We are living in a time when accessibility is expected every day of the week, Mellström contended, and our way of living is out of step with the current work week. The fact that most people's rest days fall on Saturdays and Sundays is “untimely” and “uneconomical”, he argued. The Christian cultural heritage, from where this tradition stems, “is almost completely played out”, Mellström argued.
Instead, he proposed to let everyone choose their rest days themselves. This, Mellström argued, would bring several benefits, including greater availability and better service. Removing extra costs for weekend work would imply “savings opportunities” for employers.
“As a municipal politician in Filipstad, I am convinced that a modernisation of the work week would have many positive effects for our municipal workers as well as for our taxpayers,” Mellström argued.

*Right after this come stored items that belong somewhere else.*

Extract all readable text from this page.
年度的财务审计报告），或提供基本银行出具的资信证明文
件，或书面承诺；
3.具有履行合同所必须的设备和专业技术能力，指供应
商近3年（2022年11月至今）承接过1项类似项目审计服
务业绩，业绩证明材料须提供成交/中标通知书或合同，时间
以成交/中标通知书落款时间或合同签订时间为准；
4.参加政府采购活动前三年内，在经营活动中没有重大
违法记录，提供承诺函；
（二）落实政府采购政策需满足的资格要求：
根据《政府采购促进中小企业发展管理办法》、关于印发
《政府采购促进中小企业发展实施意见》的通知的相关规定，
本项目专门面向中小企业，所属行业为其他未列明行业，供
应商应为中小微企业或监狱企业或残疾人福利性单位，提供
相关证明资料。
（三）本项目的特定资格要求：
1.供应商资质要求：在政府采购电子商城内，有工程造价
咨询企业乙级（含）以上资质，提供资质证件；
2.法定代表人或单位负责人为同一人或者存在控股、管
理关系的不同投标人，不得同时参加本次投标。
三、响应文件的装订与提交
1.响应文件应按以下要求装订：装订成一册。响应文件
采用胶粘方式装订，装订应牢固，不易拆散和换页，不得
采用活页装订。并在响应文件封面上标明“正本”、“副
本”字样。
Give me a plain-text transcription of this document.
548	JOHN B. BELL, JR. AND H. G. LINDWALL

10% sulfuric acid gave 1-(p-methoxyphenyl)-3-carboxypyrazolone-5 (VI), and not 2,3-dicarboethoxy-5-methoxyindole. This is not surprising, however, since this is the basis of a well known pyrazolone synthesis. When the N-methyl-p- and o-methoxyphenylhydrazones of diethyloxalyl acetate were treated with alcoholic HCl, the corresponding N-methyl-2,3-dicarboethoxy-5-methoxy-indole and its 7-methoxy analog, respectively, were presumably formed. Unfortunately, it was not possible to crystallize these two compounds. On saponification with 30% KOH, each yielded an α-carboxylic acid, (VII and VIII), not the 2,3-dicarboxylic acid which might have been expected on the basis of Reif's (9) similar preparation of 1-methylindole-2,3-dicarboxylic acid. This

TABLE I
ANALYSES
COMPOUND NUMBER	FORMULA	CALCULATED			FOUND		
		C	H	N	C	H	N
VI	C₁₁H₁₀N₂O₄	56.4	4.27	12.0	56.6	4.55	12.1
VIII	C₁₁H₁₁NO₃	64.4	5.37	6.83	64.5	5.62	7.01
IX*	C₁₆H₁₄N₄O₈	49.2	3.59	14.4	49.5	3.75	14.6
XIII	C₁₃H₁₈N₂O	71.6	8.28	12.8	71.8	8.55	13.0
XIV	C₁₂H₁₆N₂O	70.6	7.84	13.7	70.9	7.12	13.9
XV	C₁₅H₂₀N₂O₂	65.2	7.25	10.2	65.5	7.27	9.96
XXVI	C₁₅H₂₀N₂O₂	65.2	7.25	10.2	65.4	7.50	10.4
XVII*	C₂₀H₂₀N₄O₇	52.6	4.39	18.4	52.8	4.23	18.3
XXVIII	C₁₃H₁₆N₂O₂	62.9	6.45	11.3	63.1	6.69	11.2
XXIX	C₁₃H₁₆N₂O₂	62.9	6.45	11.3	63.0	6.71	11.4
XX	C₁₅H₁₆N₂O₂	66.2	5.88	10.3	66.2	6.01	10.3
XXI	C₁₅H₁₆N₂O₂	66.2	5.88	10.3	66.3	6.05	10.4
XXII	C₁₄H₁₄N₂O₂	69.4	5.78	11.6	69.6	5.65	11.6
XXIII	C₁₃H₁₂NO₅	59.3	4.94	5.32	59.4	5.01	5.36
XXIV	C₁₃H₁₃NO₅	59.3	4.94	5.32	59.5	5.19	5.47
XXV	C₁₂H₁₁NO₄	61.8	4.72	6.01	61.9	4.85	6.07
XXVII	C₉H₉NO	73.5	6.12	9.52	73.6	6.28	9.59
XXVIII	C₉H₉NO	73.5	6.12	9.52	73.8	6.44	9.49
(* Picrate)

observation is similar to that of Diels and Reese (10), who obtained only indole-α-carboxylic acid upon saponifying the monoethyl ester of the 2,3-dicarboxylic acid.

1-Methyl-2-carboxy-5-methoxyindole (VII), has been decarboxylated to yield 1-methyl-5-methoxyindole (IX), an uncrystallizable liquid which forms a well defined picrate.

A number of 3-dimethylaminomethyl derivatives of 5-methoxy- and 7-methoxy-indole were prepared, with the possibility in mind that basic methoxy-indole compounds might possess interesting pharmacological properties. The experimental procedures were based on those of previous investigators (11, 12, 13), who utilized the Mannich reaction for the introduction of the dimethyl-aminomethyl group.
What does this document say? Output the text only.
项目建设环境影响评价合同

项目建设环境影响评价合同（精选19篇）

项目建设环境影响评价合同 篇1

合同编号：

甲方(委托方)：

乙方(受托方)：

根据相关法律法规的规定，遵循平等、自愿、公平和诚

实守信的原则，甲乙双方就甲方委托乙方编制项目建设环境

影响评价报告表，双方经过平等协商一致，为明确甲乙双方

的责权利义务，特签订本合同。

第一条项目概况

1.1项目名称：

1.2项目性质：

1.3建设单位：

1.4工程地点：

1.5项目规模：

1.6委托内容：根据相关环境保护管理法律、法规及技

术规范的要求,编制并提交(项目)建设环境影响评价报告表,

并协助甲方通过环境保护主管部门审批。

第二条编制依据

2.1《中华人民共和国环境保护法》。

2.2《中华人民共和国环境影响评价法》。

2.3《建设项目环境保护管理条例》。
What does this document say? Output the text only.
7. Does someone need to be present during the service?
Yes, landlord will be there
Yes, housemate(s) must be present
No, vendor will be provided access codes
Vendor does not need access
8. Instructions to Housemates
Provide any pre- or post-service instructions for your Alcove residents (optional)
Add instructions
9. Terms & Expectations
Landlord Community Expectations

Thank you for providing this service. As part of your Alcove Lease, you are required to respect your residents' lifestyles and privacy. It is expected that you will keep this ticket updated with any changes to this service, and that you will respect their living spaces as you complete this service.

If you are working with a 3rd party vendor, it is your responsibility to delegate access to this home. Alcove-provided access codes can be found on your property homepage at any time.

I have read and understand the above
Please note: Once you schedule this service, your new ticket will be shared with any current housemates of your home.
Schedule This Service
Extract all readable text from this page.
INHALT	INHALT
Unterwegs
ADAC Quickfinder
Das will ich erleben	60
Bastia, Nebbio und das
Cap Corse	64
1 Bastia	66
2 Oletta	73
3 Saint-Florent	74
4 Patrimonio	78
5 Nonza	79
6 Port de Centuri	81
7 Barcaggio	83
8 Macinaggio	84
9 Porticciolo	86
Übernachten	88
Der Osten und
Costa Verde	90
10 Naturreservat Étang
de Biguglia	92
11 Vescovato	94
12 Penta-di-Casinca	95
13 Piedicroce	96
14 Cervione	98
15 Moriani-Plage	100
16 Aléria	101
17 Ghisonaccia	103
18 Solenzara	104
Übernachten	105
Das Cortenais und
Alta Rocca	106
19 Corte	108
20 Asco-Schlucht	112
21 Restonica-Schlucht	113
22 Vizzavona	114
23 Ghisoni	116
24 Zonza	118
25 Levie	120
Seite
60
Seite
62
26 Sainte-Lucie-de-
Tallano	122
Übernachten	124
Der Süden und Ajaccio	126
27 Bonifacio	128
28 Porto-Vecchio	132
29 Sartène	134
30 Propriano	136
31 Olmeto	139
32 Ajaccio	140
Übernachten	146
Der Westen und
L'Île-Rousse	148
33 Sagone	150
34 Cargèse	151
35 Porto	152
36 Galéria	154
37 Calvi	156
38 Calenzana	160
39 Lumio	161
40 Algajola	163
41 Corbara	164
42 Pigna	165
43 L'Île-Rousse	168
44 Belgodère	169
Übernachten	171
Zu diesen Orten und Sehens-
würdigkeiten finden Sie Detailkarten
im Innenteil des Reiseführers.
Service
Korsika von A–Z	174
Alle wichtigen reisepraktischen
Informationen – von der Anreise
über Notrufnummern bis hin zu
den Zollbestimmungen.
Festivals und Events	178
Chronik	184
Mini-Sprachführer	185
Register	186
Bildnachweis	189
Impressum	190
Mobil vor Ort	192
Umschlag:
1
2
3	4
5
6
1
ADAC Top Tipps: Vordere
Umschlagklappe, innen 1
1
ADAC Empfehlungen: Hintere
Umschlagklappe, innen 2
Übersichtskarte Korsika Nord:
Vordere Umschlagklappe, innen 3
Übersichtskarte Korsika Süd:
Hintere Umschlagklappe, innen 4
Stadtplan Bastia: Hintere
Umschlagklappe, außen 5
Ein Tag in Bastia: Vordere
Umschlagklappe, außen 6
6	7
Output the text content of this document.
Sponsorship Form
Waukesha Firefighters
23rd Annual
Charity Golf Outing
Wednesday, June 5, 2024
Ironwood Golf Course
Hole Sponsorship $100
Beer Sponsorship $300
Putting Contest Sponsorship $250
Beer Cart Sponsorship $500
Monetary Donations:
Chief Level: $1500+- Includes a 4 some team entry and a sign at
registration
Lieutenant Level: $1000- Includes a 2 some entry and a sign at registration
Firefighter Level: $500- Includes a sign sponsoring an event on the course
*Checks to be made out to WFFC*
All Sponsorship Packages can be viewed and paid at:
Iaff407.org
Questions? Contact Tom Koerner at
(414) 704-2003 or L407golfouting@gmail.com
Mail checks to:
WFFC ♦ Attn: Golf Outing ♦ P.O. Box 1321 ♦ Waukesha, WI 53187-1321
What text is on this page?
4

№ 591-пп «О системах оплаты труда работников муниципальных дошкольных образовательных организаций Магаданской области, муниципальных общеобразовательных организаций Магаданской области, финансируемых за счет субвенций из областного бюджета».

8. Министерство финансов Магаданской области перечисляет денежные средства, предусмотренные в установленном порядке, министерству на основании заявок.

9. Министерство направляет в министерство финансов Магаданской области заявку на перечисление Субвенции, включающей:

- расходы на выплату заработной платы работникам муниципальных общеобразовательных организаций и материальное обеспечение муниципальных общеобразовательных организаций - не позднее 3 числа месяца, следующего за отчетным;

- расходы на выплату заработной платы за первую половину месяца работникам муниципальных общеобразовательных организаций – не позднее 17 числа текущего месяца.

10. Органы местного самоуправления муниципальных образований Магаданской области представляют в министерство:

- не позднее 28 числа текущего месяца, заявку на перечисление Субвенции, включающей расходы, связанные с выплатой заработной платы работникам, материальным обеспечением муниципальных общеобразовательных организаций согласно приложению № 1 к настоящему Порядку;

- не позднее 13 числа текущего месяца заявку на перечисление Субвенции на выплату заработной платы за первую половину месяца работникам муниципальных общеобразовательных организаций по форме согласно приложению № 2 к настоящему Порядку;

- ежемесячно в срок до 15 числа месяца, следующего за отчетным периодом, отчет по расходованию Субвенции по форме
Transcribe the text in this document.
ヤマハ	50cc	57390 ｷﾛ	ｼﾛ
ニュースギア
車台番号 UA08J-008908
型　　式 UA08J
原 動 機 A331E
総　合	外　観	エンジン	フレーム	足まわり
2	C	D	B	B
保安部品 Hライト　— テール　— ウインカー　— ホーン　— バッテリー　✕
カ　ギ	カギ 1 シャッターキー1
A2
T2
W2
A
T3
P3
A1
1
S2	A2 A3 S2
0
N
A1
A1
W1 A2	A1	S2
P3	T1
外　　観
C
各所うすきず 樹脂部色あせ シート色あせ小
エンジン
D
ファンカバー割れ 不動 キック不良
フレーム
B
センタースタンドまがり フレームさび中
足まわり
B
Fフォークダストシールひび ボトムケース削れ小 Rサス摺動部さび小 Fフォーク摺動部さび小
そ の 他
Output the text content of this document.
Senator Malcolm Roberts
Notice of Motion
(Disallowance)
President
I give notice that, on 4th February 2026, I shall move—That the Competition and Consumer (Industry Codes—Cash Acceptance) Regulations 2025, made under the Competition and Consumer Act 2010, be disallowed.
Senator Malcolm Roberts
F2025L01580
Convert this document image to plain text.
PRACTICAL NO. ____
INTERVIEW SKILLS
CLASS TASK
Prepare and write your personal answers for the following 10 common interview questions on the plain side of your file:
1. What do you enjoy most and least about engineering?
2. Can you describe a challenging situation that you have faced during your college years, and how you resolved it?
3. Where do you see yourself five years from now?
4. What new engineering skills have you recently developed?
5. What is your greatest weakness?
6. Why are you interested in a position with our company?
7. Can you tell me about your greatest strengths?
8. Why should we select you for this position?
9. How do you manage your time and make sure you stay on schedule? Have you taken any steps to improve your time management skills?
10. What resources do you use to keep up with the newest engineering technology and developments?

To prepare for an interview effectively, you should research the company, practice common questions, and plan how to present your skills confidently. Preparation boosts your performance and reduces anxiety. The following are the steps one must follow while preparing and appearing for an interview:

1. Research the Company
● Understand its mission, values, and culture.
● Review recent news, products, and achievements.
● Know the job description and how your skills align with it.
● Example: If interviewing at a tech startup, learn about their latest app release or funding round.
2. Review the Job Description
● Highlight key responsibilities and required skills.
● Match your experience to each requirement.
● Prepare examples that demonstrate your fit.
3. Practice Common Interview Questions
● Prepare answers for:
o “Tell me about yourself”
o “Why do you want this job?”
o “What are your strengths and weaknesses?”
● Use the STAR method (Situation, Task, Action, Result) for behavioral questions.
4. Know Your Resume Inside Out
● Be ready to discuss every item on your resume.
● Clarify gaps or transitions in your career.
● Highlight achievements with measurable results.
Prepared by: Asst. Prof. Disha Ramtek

According to the website worldtravelguide.net, standard Swedish shopping hours are Monday through Friday 9:00 a.m.-4:00 p.m. and Saturday 9:00 a.m.-2:00 p.m. outside Stockholm, where many stores have longer hours. This mirrors practices in other European countries including Germany, where many shops are closed on Sunday.
At 8.6 percent of the vote, the Centre Party lends external support to the left-of-the-centre government led by Social Democrats.
In late 2012, the liberal-agrarian and staunchly pro-EU Centre Party made headlines with its controversial proposals for a new party programme that included free immigration, polygamy and the elimination of compulsory schooling, which were later removed.
In 2011, Social Democrat Carin Jämtin suggested replacing one of the Christian holidays with a Muslim one, in order to better reflect Sweden's multicultural nature.
“Almost all of our holidays, except Midsummer and 1 May, have a religious, Christian background. Today's Sweden is a multicultural society,” Jämtin told Swedish Radio.
In 2018, the Liberal Youth, the junior wing of the secularist pro-EU Liberal Party, went so far as to suggest removing all holidays with religious or political undertones.
As a result of several decades of liberal immigration policy, over a quarter of the Swedish population today have a foreign background. Over 8 percent of the nation's 10 million-strong population are Muslims.